The SLURM backend writes an sbatch script that wraps the Apptainer execution command and submits it to the SLURM scheduler. Job metrics are extracted from sacct after completion.

Configuration:

  • HPC_BACKEND=slurm

  • SLURM_PARTITION — SLURM partition name

Resource mapping:

{"cpu": 4, "memory_gb": 16, "time_hours": 2}
→ --cpus-per-task=4 --mem=16G --time=02:00:00

Kubernetes Backend#

Use case: Service-style deployments (staging environment in Cologne).

The Kubernetes backend creates a Job resource that runs the Apptainer command in a container. Wall time is extracted from pod status timestamps.

Configuration:

  • HPC_BACKEND=kubernetes

  • K8S_NAMESPACE — Kubernetes namespace for jobs

Resource mapping:

{"cpu": 4, "memory_gb": 16}
→ resources.requests and resources.limits on the pod spec

Local Backend#

Use case: Local development, standalone servers, or sites without SLURM/K8s.

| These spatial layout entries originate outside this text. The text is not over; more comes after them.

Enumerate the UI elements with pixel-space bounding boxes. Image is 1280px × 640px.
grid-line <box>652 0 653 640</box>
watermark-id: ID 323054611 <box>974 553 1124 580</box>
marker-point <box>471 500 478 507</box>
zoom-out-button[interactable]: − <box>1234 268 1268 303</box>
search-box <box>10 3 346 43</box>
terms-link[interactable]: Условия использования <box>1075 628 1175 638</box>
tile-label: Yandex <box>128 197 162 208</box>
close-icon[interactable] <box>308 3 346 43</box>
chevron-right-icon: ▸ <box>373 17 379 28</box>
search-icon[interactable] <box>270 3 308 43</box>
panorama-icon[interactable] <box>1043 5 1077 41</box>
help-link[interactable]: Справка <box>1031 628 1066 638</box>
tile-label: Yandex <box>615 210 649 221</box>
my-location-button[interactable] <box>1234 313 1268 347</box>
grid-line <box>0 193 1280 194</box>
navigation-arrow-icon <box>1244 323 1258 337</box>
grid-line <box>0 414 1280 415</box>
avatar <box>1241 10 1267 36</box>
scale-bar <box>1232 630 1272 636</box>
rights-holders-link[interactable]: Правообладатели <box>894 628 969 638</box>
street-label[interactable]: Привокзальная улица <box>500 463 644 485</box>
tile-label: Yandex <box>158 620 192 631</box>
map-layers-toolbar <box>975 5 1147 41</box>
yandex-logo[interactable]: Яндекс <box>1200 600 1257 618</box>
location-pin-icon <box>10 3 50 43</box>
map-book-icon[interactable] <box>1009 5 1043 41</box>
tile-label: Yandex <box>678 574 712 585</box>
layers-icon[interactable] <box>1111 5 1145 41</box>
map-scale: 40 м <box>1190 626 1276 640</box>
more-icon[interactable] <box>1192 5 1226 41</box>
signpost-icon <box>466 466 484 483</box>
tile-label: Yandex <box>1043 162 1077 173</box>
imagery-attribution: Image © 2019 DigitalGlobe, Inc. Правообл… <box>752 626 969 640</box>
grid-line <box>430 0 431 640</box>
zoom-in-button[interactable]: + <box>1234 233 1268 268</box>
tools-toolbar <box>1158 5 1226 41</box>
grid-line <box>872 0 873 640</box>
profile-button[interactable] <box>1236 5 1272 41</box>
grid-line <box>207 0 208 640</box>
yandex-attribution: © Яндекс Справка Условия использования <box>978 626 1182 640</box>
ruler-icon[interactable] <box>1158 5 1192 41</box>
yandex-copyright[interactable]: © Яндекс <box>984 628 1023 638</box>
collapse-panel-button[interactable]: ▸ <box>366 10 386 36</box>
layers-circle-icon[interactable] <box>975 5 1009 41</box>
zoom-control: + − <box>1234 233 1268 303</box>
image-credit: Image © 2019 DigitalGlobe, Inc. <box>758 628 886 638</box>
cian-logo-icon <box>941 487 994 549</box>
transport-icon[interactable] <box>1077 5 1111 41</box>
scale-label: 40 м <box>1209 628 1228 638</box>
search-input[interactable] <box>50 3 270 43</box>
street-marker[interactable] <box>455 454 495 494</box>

The Local backend runs apptainer exec directly via subprocess.Popen. Jobs are tracked in Redis with synthetic UUID job IDs. Logs are read from the filesystem.

Configuration:

  • HPC_BACKEND=local

This backend is ideal for:

  • Local development and testing

  • Small-scale deployments on a single server

  • Quick-look pipelines at the observatory site

Backend Selection#

The backend is selected via Dynaconf configuration:

# settings.toml
[staging]
HPC_BACKEND = "kubernetes"
K8S_NAMESPACE = "ccat-workflows-staging"

[production]
HPC_BACKEND = "slurm"
SLURM_PARTITION = "science"

[localdev]
HPC_BACKEND = "local"

The CCAT_WORKFLOW_MANAGER_HPC_BACKEND environment variable overrides the setting.